FED Recap: Important Level For The USD/JPY

Posted Wednesday, January 31, 2018 by
Shain Vernier • 2 min read

The verdict is in. Earlier, the Federal Open Market Committee (FOMC) has voted unanimously to leave rates unchanged at 1.5%. The markets have not been surprised by the rhetoric or tone coming from Janet Yellen in her final meeting. Here are several items worthy of note from today’s FED Announcements:

  • Over the course of the last 12 months, inflation and core inflation has continued to run below the 2% target.
  • Inflation is projected to move up over the coming year and stabilize near the FOMC’s 2% target.
  • With further adjustments to monetary policy, economic activity will expand at a moderate pace and the labor market is expected to remain strong.
  • The actual path of the Federal Funds Rate will depend upon the current economic outlook as it relates to incoming data.
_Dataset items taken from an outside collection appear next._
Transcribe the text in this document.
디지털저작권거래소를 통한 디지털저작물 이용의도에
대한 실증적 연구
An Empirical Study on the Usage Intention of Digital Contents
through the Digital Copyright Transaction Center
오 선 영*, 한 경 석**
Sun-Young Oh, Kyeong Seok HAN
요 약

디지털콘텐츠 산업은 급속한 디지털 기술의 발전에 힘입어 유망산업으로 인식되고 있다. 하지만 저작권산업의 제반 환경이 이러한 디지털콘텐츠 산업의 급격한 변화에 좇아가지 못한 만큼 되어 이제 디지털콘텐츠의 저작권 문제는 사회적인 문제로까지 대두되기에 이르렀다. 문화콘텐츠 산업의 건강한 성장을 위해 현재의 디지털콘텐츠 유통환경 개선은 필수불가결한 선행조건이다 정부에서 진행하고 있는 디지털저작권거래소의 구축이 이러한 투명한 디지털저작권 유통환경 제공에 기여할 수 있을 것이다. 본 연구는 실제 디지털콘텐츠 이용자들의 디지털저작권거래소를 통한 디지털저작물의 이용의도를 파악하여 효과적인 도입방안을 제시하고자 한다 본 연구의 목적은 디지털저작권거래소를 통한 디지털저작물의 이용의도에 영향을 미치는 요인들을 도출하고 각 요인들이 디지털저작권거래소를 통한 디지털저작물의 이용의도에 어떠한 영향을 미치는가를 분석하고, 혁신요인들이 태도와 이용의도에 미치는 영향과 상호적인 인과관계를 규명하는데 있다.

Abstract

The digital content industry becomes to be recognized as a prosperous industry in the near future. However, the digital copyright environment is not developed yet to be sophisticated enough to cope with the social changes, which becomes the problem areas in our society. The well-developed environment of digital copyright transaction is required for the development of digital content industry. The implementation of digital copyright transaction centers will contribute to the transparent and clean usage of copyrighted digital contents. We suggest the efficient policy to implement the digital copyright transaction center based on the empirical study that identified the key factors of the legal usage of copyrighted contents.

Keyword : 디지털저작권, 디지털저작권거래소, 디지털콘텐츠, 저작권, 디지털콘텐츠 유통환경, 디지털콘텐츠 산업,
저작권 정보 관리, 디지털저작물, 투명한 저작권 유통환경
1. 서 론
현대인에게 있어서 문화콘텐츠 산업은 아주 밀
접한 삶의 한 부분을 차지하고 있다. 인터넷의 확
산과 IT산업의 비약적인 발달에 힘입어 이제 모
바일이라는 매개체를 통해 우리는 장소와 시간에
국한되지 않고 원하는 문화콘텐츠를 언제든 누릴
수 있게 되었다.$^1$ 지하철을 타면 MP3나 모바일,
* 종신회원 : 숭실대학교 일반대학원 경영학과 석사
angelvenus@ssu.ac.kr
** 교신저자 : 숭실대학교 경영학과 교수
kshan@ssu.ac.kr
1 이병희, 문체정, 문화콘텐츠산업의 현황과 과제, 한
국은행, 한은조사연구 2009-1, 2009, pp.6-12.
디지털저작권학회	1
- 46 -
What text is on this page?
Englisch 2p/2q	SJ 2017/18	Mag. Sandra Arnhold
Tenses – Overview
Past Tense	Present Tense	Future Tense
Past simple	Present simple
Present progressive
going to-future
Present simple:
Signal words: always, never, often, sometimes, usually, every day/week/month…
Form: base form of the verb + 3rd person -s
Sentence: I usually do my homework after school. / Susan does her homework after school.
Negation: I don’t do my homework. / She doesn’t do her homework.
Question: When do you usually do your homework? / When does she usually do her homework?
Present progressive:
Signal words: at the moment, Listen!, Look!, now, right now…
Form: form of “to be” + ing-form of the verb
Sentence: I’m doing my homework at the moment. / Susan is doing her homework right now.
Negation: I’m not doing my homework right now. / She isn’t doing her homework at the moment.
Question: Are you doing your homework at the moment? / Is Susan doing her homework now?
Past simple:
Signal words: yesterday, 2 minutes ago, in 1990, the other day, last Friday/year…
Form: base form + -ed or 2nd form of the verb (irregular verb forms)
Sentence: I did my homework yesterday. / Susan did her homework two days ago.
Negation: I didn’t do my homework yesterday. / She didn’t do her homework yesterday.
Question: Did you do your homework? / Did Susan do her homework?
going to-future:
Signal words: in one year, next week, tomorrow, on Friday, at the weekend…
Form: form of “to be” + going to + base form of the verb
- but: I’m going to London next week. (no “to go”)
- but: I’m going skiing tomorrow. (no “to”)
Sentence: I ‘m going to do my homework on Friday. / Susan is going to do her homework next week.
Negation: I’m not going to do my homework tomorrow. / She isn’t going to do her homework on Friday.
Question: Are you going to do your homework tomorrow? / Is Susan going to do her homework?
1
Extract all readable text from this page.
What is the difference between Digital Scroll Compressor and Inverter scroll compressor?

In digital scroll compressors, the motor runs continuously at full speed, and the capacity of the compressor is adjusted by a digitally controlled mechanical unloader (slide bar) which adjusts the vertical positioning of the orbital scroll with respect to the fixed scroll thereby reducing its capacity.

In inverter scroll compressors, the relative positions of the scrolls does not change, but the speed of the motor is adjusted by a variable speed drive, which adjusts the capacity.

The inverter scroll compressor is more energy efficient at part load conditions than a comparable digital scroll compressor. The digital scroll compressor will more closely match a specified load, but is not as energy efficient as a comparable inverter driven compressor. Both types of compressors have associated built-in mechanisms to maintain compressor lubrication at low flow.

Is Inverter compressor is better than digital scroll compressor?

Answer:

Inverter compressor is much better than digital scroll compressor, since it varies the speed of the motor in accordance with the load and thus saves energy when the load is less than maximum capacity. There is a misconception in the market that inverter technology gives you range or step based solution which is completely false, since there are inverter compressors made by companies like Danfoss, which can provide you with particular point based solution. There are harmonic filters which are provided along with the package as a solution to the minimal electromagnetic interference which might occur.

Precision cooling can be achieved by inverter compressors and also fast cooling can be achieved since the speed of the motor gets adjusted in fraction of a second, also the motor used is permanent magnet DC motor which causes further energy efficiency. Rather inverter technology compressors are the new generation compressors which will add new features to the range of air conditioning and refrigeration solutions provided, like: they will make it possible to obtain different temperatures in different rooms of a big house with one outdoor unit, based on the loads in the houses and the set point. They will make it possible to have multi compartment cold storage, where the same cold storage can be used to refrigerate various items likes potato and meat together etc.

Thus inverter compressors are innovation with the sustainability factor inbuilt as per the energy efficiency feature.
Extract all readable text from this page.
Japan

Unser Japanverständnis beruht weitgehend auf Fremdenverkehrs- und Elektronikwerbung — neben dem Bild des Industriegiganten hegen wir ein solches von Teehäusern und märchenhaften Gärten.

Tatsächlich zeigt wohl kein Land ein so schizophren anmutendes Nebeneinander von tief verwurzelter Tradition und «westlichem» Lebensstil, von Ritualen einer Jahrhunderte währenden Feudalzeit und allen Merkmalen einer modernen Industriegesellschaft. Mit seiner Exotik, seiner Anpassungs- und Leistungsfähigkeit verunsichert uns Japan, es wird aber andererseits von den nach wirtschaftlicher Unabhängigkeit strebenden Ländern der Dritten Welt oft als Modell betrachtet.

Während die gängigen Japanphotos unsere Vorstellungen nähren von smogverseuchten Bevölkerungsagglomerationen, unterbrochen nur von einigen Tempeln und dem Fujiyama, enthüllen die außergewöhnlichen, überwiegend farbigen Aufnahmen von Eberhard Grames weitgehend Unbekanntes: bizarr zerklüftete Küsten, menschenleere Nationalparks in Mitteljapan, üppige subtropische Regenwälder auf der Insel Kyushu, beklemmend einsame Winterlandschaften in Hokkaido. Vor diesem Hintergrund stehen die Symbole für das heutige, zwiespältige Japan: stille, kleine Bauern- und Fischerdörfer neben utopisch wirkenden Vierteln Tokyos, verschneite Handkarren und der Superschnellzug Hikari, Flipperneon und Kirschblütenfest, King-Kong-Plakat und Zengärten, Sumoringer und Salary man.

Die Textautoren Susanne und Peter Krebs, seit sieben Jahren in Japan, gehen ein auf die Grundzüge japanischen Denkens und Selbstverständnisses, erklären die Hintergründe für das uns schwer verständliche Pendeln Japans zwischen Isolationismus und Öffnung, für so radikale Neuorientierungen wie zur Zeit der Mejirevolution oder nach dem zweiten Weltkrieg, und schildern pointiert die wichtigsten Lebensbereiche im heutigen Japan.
All in all, the decision to stay the course did not surprise anyone and rhetoric was not overly hawkish. Things went pretty much as predicted. Current valuations across the forex are in line with pre-announcement levels and the bid/ask spreads look to have stabilized.

USD/JPY Technicals

Today’s bump in USD/JPY pricing is bringing a key topside resistance level into play. It appears as if the overtones of “gradual tightening” by the FED toward the USD are driving bullish participation.

USD/JPY, Daily Chart

For the first time in several weeks, the USD/JPY is showing signs of life. Here is the key level to watch for the remainder of the U.S. forex session:

  • Resistance(1): 38% retracement of current wave, 109.50

Overview: In the midst of the FOMC announcements, I am hesitant to take a short trade against the intraday pressure. However, with the Japanese Foreign Investiture reports coming out during the U.S. overnight, a short position from 109.50 is warranted after today’s forex close.

With an initial stop at 109.81, this trade yields over 30 pips on a rotation back toward downside support using a 1:1 R/R management plan.